ECLI:NL:RBDHA:2019:13632
Rechtbank Den Haag
- Eerste aanleg - enkelvoudig
- Rechtspraak.nl
Afwijzing van uitstel van vertrek op grond van medische redenen in het vreemdelingenrecht
In deze zaak heeft de Rechtbank Den Haag op 17 december 2019 uitspraak gedaan in een bestuursrechtelijke procedure betreffende de afwijzing van een aanvraag voor uitstel van vertrek door de Staatssecretaris van Justitie en Veiligheid. Eiser, vertegenwoordigd door zijn gemachtigde mr.

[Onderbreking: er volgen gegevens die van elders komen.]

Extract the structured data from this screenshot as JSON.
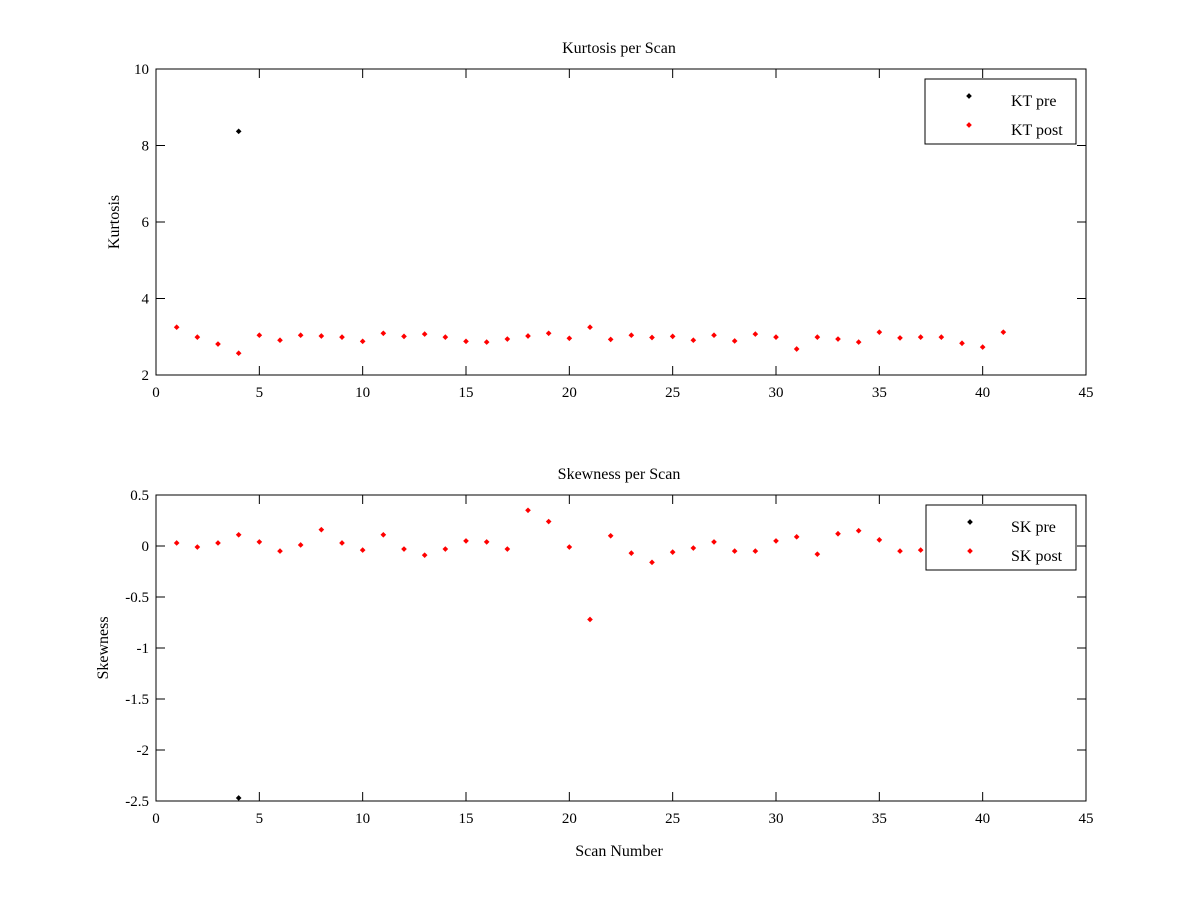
{
  "chart_data": [
    {
      "type": "scatter",
      "title": "Kurtosis per Scan",
      "xlabel": "",
      "ylabel": "Kurtosis",
      "xlim": [
        0,
        45
      ],
      "ylim": [
        2,
        10
      ],
      "xticks": [
        0,
        5,
        10,
        15,
        20,
        25,
        30,
        35,
        40,
        45
      ],
      "yticks": [
        2,
        4,
        6,
        8,
        10
      ],
      "grid": false,
      "legend_position": "top-right",
      "series": [
        {
          "name": "KT pre",
          "color": "#000000",
          "x": [
            4
          ],
          "y": [
            8.37
          ]
        },
        {
          "name": "KT post",
          "color": "#ff0000",
          "x": [
            1,
            2,
            3,
            4,
            5,
            6,
            7,
            8,
            9,
            10,
            11,
            12,
            13,
            14,
            15,
            16,
            17,
            18,
            19,
            20,
            21,
            22,
            23,
            24,
            25,
            26,
            27,
            28,
            29,
            30,
            31,
            32,
            33,
            34,
            35,
            36,
            37,
            38,
            39,
            40,
            41
          ],
          "y": [
            3.25,
            2.99,
            2.81,
            2.57,
            3.04,
            2.91,
            3.04,
            3.02,
            2.99,
            2.88,
            3.09,
            3.01,
            3.07,
            2.99,
            2.88,
            2.86,
            2.94,
            3.02,
            3.09,
            2.96,
            3.25,
            2.93,
            3.04,
            2.98,
            3.01,
            2.91,
            3.04,
            2.89,
            3.07,
            2.99,
            2.68,
            2.99,
            2.94,
            2.86,
            3.12,
            2.97,
            2.99,
            2.99,
            2.83,
            2.73,
            3.12
          ]
        }
      ]
    },
    {
      "type": "scatter",
      "title": "Skewness per Scan",
      "xlabel": "Scan Number",
      "ylabel": "Skewness",
      "xlim": [
        0,
        45
      ],
      "ylim": [
        -2.5,
        0.5
      ],
      "xticks": [
        0,
        5,
        10,
        15,
        20,
        25,
        30,
        35,
        40,
        45
      ],
      "yticks": [
        -2.5,
        -2,
        -1.5,
        -1,
        -0.5,
        0,
        0.5
      ],
      "grid": false,
      "legend_position": "top-right",
      "series": [
        {
          "name": "SK pre",
          "color": "#000000",
          "x": [
            4
          ],
          "y": [
            -2.47
          ]
        },
        {
          "name": "SK post",
          "color": "#ff0000",
          "x": [
            1,
            2,
            3,
            4,
            5,
            6,
            7,
            8,
            9,
            10,
            11,
            12,
            13,
            14,
            15,
            16,
            17,
            18,
            19,
            20,
            21,
            22,
            23,
            24,
            25,
            26,
            27,
            28,
            29,
            30,
            31,
            32,
            33,
            34,
            35,
            36,
            37,
            38,
            39,
            40,
            41
          ],
          "y": [
            0.03,
            -0.01,
            0.03,
            0.11,
            0.04,
            -0.05,
            0.01,
            0.16,
            0.03,
            -0.04,
            0.11,
            -0.03,
            -0.09,
            -0.03,
            0.05,
            0.04,
            -0.03,
            0.35,
            0.24,
            -0.01,
            -0.72,
            0.1,
            -0.07,
            -0.16,
            -0.06,
            -0.02,
            0.04,
            -0.05,
            -0.05,
            0.05,
            0.09,
            -0.08,
            0.12,
            0.15,
            0.06,
            -0.05,
            -0.04,
            -0.02,
            0.02,
            -0.06,
            0.04
          ]
        }
      ]
    }
  ]
}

B.J. Manspeaker, had verzocht om uitstel van vertrek op basis van artikel 64 van de Vreemdelingenwet 2000, omdat hij stelde dat er een reëel risico bestond op schending van artikel 3 van het Europees Verdrag voor de Rechten van de Mens (EVRM) om medische redenen. De rechtbank heeft vastgesteld dat eiser onvoldoende bewijs heeft geleverd om aan te tonen dat de noodzakelijke medische behandeling in Algerije niet toegankelijk is. De rechtbank oordeelde dat de enkele stellingen van eiser over de hoge kosten van medische zorg en zijn kwetsbare situatie niet voldoende waren om een reëel risico op schending van het EVRM aan te nemen. De rechtbank heeft het beroep van eiser ongegrond verklaard en geen aanleiding gezien voor een proceskostenveroordeling. De uitspraak is openbaar gedaan en een afschrift is verzonden aan de betrokken partijen.